As the source inventory grows, data scientists, line of business managers and C-level executives will be able to analyze and compare global research projects to make fast, data-driven decisions that will cut the time and reduce the cost of new product development.

To maintain accuracy, the hybrid data integration method employs data experts who are able to answer difficult questions or make complicated decisions that are unavailable to automated algorithms. To improve efficiency, the machine learning uses the experts’ answers to selected questions to improve automated data unification as well as decisions about who to ask related questions about data matching in the future. Organizations spend less time preparing data—even as they scale up the number of sources to hundreds or thousands—and more time competing on analytics.

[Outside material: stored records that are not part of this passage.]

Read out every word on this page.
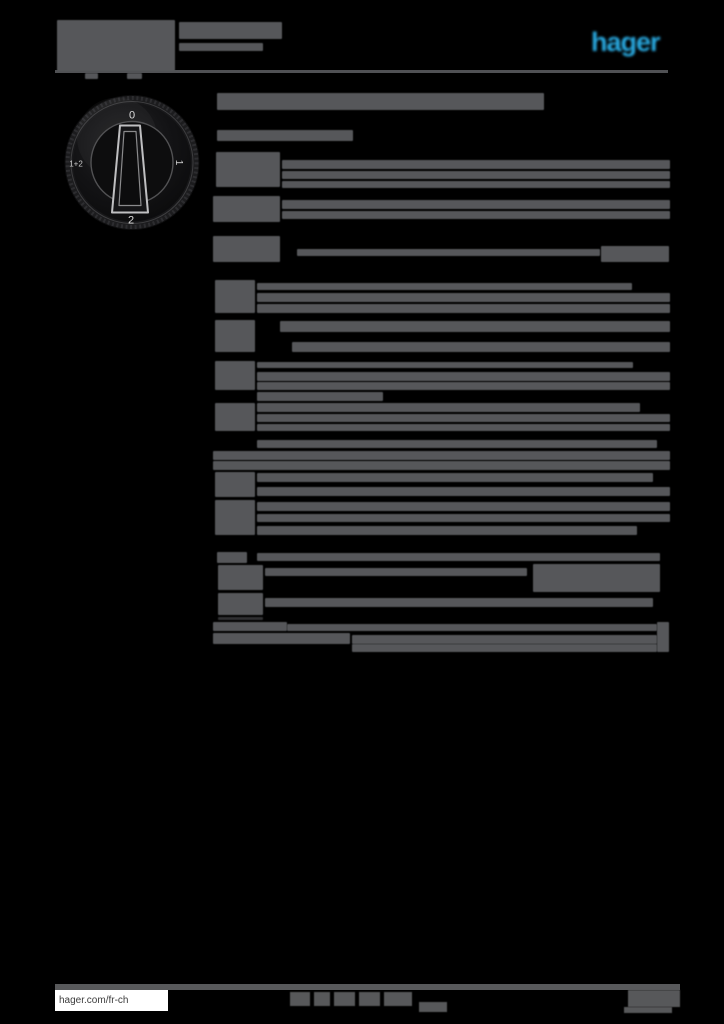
hager
0
1+2
2
1
hager.com/fr-ch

Over time, the automated methods are able to learn from the answers to hard questions, and apply those answers to the entire data integration workflow. This means that the marginal cost of integration for new data drops, and it speeds the process of re-standardizing existing or legacy datasets when the standards themselves change.

The very practical savings of capital and time to market, combined with opportunities to improve findings and explore new possibilities by using all available clinical data, give pharmaceutical companies a strong incentive to stop relying on error-prone, slow and costly contractor-executed data transformation. Machine learning has provided a path to bring the best of human institutional knowledge to automation of clinical data integration, offering improved accuracy, speed and cost.

Timothy Danford is a field engineer for Tamr working on advanced automation approaches to Big Data Variety in the pharmaceutical and healthcare industries. He earned his PhD in computer science from MIT.